Updated 23 March 2016

The practice is rated as good for the care of working-age people (including those recently retired and students).

  • The needs of the working age population, those recently retired and students had been identified and the practice had adjusted the services it offered to ensure these were accessible, flexible and offered continuity of care. For example the practice offered morning, extended evening and monthly Saturday appointments face to face or via the telephone.

  • The practice was proactive in offering online services as well as a full range of health promotion and screening that reflected the needs for this age group.

People experiencing poor mental health (including people with dementia)

Good

Updated 23 March 2016

The practice is rated as good for the care of people experiencing poor mental health (including people with dementia).

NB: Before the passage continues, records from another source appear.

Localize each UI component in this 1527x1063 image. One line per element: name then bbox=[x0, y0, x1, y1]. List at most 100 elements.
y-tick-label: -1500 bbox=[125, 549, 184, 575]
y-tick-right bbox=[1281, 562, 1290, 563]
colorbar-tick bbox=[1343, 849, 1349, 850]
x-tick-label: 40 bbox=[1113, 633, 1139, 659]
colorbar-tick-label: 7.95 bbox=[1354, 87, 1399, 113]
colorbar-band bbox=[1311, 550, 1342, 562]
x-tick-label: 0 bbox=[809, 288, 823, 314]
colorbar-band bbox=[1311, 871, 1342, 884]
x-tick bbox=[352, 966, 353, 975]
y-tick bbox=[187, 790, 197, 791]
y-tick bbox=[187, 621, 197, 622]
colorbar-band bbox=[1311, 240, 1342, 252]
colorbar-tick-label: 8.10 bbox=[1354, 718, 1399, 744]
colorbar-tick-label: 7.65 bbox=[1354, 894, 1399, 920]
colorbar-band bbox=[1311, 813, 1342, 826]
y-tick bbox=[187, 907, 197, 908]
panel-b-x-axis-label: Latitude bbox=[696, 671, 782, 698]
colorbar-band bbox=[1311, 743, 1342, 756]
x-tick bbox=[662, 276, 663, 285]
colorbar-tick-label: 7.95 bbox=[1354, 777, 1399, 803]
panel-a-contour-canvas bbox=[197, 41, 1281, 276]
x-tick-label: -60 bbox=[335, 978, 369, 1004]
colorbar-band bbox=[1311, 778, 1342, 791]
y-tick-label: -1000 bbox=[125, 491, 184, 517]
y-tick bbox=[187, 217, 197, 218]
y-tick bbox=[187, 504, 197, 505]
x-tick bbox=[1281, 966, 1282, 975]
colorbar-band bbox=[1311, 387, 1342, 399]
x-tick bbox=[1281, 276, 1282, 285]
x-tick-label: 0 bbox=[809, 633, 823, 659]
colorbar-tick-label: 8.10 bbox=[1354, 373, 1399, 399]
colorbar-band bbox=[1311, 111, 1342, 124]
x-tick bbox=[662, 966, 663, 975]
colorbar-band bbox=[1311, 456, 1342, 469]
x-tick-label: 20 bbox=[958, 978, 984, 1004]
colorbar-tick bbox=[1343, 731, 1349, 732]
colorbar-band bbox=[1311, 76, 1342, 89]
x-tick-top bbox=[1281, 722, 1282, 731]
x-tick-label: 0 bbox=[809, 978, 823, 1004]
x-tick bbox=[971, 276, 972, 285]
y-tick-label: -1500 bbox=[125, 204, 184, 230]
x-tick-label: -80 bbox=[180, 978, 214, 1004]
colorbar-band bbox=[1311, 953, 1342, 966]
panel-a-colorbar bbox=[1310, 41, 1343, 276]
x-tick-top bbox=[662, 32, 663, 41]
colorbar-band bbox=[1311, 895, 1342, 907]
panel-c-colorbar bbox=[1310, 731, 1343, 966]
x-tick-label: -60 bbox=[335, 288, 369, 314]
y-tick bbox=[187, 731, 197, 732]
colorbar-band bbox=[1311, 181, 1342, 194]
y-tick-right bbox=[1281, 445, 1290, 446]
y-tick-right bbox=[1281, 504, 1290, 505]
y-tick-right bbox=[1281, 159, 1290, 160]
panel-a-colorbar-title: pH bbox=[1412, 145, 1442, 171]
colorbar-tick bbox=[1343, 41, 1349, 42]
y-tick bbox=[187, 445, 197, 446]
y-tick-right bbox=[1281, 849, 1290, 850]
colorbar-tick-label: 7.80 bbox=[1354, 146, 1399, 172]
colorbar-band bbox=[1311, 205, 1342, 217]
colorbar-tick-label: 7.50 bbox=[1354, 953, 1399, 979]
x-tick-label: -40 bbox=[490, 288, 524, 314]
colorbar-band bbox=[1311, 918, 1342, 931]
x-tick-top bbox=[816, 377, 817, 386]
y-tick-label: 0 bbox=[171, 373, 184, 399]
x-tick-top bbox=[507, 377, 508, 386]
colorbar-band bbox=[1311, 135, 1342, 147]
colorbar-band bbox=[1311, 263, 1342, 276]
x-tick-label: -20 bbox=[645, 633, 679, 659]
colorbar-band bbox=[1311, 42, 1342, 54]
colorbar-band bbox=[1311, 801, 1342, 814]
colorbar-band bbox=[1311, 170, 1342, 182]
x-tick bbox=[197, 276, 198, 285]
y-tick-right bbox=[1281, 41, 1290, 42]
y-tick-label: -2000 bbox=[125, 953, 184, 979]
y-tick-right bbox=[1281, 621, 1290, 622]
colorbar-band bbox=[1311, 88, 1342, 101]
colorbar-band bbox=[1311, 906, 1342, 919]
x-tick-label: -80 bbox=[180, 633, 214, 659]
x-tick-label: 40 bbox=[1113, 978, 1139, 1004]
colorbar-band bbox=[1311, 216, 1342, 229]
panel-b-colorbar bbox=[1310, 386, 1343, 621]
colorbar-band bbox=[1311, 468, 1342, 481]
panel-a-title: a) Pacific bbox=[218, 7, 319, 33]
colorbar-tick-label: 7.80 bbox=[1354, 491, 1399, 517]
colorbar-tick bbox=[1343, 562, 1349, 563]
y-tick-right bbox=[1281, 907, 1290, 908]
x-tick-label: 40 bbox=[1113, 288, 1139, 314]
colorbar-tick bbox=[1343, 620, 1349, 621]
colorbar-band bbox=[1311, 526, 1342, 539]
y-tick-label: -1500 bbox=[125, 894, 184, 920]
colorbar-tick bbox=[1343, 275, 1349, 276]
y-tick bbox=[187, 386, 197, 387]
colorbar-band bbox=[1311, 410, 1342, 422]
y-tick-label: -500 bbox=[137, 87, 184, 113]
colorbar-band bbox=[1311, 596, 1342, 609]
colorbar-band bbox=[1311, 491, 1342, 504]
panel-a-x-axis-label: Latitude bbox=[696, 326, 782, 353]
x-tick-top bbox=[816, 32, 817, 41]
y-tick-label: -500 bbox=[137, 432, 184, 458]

  • The practice carried out advance care planning for patients with dementia and 86.8% of people diagnosed with dementia had had their care reviewed in a face to face meeting in the last 12 months compared with the national average of 84%.

  • 79.7% of people experiencing poor mental health (above national average of 88.4%) had a comprehensive documented care plan in place.

  • The practice regularly worked with multi-disciplinary teams in the case management of people experiencing poor mental health, including those with dementia.

  • The practice had told patients experiencing poor mental health about how to access various support groups and voluntary organisations.

  • It had a system in place to follow up patients who had attended accident and emergency where they may have been experiencing poor mental health.

  • Staff had a good understanding of how to support people with mental health needs and dementia.

  • Patients with poor mental health were given extended appointments.

People whose circumstances may make them vulnerable

Good

Updated 23 March 2016

The practice is rated as good for the care of people whose circumstances may make them vulnerable.

  • The practice held a register of patients living in vulnerable circumstances including those with a learning disability and with alcohol or substance misuse.

  • It offered longer appointments for people with a learning disability.

  • The practice regularly worked with multi-disciplinary teams in the case management of vulnerable people.

  • It had told vulnerable patients about how to access various support groups and worked with voluntary organisations, one of which was co-located in the building.

  • Staff were familiar with patients from this group and knew and understood family dynamics.

  • Staff knew how to recognise signs of abuse in vulnerable adults and children. Staff were aware of their responsibilities regarding information sharing, documentation of safeguarding concerns and how to contact relevant agencies in normal working hours and out of hours.